Connor was still talking: ‘I don’t suppose you’d mind mentioning to her …’

Sylvia said, half to herself, ‘Why did I put my nose there?’

‘What?’

‘Smell. I never noticed.’

‘What?’

She stared around the room, looking for things that were aromatic. She put down the phone and muttered, ‘If I didn’t notice, maybe I couldn’t. If I couldn’t, then why did I put my nose under my arm?’

Connor sensed that all was not well at the other end. He could hear a selection of distant squawks and muffled thumps. He debated whether to hang up. Why am I speaking to this girl?
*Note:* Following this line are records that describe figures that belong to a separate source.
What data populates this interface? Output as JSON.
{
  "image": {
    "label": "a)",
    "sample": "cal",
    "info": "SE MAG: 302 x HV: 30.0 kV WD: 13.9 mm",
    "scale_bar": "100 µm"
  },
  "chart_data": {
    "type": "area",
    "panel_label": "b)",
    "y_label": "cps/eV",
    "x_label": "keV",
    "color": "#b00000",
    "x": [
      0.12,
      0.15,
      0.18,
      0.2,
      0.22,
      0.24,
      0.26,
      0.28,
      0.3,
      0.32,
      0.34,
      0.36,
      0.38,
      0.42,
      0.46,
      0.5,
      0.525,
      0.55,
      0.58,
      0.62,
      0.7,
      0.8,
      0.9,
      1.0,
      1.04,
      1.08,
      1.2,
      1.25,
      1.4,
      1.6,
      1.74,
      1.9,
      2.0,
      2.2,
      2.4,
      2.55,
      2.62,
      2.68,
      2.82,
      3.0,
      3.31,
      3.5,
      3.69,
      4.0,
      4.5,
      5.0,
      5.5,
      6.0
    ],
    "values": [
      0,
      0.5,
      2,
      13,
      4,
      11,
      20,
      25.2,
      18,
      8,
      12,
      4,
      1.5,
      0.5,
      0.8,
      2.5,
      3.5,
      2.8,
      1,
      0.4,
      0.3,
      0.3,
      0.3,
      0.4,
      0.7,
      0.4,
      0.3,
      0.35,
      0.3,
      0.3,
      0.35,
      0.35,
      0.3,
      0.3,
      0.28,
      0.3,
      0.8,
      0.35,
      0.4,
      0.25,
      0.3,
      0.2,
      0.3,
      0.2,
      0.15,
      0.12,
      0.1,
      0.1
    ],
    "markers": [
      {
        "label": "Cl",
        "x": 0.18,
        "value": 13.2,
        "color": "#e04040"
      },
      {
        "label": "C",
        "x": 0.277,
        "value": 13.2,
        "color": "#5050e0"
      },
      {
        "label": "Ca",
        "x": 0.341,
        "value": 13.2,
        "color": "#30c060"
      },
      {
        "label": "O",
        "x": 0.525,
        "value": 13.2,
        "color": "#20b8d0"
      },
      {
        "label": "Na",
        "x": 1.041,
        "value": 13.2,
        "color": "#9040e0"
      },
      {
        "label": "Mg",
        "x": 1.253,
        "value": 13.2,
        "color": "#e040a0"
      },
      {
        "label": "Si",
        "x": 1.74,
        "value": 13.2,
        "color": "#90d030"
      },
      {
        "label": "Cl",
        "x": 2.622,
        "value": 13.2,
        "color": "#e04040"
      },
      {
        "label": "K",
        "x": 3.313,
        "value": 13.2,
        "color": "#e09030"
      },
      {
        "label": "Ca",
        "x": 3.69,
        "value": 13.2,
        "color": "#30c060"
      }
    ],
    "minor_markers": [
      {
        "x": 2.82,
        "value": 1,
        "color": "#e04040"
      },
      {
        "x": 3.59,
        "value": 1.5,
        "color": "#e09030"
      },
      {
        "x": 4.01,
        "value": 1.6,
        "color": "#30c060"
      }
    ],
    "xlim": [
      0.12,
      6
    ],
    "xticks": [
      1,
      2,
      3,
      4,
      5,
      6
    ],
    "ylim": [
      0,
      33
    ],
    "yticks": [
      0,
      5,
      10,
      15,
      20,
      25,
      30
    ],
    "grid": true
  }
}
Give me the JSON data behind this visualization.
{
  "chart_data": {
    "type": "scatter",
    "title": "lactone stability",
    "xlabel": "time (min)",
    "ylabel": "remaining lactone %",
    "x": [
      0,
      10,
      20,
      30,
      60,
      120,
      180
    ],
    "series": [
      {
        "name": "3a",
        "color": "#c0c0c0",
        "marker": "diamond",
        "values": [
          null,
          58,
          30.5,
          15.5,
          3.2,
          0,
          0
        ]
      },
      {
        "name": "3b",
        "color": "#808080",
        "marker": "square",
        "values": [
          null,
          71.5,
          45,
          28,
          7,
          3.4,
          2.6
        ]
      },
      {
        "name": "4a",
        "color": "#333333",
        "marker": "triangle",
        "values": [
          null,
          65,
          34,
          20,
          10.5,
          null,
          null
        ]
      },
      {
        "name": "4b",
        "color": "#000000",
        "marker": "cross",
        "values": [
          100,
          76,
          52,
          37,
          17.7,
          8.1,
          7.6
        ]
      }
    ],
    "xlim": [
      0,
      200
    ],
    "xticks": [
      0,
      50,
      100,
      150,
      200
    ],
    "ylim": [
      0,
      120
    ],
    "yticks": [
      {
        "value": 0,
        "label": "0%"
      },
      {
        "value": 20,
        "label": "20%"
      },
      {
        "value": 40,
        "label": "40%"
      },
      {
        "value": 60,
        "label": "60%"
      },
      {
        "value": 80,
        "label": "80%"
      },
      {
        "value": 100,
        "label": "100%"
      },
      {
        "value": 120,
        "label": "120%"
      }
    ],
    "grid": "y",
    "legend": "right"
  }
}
Am I that fucked up over Sam?

On Tuesday when Sarah had returned home from Hackney she’d asked, ‘Have you met Sylvia before?’

‘Why?’

‘Because she’s a barbarian.’

‘You don’t like her?’

‘She’s like a big, brown, hairy man. She even speaks like a man.’

Connor had tried to imagine Sylvia as a man. He imagined Sam, but masculine. He liked the idea. Yet when he spoke to Sylvia, she didn’t sound like a man at all, more like an old woman: stroppy, strained, dithering.

He wouldn’t hang up. No. He held on.